PortMgr is a command line tool and can be run like this:

    PORTMGR LPTx [ON | OFF],

For example, PORTMGR LPT1 OFF will tell Windows to free LPT1;
thereafter, you can have TinyPort access the ports associated with LPT1.
If you later want to give control back to Windows, just run PORTMGR LPT1
ON.

In some rare cases, Windows may want to restart after disabling or
enabling a port. This can happen no matter whether you use PortMgr or
Device Manager.


2) ACPI Machines
================

Since about summer 2001 many PC's have motherboards and BIOS's
implementing the ACPI standard (Advanced Configuration and Power
Interface). Windows 2000 and XP are the first Windows versions to take
full advantage of this feature to save as much power as possible.
Amongst others, Windows 2000 and XP aggressively try to switch off
hardware devices that they believe to be idle.

If you disable a parallel printer port on a full-featured ACPI system,
be it via Device Manager, PortMgr, or by stopping the corresponding NT
driver, Windows will power it down that very moment. (Naturally, the
same holds for a serial port.) Thereafter, no IN or OUT command to this
port will have any result whatsoever.
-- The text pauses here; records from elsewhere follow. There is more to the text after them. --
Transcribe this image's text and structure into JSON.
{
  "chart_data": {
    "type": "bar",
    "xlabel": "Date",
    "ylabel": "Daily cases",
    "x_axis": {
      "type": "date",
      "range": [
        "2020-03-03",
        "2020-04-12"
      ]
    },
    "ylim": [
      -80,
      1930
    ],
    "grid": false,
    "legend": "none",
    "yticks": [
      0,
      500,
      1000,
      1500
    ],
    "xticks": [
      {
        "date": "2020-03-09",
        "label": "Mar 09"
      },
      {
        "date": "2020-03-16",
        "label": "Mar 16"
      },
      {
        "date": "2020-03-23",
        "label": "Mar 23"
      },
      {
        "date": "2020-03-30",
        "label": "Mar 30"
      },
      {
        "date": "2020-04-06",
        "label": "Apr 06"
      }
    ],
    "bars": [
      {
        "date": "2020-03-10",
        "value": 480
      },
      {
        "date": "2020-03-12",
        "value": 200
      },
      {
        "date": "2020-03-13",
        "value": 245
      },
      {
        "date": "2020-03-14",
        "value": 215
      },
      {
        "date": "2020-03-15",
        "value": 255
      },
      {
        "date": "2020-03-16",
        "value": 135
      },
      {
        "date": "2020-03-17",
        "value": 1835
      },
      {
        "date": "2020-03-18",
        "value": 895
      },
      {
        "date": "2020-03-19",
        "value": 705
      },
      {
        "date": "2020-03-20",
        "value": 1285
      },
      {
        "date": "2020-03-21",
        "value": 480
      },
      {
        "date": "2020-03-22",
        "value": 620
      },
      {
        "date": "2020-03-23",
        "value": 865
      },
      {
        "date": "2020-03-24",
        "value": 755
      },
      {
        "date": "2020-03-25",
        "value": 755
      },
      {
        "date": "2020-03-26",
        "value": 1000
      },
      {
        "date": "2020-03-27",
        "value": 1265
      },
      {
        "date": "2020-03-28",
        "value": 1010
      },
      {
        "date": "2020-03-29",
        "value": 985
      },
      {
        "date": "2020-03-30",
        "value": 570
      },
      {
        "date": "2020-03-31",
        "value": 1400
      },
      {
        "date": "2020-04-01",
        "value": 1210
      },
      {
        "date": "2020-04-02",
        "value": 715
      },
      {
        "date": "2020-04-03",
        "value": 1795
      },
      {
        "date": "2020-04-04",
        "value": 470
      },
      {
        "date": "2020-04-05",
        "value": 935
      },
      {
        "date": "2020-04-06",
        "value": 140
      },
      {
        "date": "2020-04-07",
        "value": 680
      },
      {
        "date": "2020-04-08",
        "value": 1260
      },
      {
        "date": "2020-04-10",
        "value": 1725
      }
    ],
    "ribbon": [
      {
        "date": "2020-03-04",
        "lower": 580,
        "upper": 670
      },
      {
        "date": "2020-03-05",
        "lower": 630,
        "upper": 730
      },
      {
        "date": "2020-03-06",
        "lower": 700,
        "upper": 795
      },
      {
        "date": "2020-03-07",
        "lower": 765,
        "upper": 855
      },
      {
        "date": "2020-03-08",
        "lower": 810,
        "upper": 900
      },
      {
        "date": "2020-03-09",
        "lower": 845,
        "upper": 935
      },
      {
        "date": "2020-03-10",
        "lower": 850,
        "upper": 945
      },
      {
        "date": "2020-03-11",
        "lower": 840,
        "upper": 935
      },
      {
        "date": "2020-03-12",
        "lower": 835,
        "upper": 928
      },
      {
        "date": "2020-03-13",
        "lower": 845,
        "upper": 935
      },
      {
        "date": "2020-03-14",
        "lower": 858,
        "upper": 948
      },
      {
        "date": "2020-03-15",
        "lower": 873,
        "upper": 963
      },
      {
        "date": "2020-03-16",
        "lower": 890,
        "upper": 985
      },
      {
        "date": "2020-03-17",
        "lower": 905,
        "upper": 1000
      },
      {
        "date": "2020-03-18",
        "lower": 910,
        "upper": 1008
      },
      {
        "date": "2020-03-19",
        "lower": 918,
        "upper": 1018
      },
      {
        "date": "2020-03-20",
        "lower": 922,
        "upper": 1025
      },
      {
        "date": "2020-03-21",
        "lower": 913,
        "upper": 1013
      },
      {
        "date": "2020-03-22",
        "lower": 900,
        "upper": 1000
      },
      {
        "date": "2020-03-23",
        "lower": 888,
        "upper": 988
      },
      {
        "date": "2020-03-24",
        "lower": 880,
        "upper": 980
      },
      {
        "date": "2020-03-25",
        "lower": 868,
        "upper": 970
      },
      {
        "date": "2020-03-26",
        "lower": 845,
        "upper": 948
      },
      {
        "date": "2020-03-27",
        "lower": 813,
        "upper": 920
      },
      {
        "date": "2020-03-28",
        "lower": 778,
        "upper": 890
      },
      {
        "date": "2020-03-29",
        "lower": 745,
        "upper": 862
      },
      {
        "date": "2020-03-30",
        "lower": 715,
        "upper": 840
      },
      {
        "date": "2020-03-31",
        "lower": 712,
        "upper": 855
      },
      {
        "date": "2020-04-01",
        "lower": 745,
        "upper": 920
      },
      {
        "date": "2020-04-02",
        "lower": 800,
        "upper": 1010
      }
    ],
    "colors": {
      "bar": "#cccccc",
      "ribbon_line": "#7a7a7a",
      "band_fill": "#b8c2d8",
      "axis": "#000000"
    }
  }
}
And of course, TinyPort can't do
any magic here either. On e.g. a WriteByte call, TinyPort will
faithfully write the byte to the port - which will totally ignore it.
One can't even detect any kind of software error, only the hardware
won't react. TinyPort is a universal driver, so it doesn't know
anything about the special features of an ACPI managed port; only a
driver written specifically to handle these ports could help here.
Please contact us (MKeul@stones.com) if you want to know details.

In some cases, it might be possible to disable ACPI support altogether.
The preferred way: If the BIOS offers a setting for ACPI, switch it off
*before* installing Windows. If the BIOS won't allow this, or if
Windows has already been installed, one might try to "upgrade" it to a
non-ACPI configuration; the procedure is described in Microsoft
Knowledge Base article Q237556
(http://support.microsoft.com/support/kb/articles/Q237/5/56.ASP).
However, this might cause havoc in some cases, so please try it at your
own risk only, and remember to back up everything and to create an
Emergency Repair disk before.

PortMgr will try to detect whether it's running on an ACPI machine and
by default will not disable a printer port on these machines, displaying
a warning message instead. You can override this behavior by adding the
/A switch to the command line; for example PORTMGR LPT1 OFF /A will
disable LPT1 even on an ACPI computer.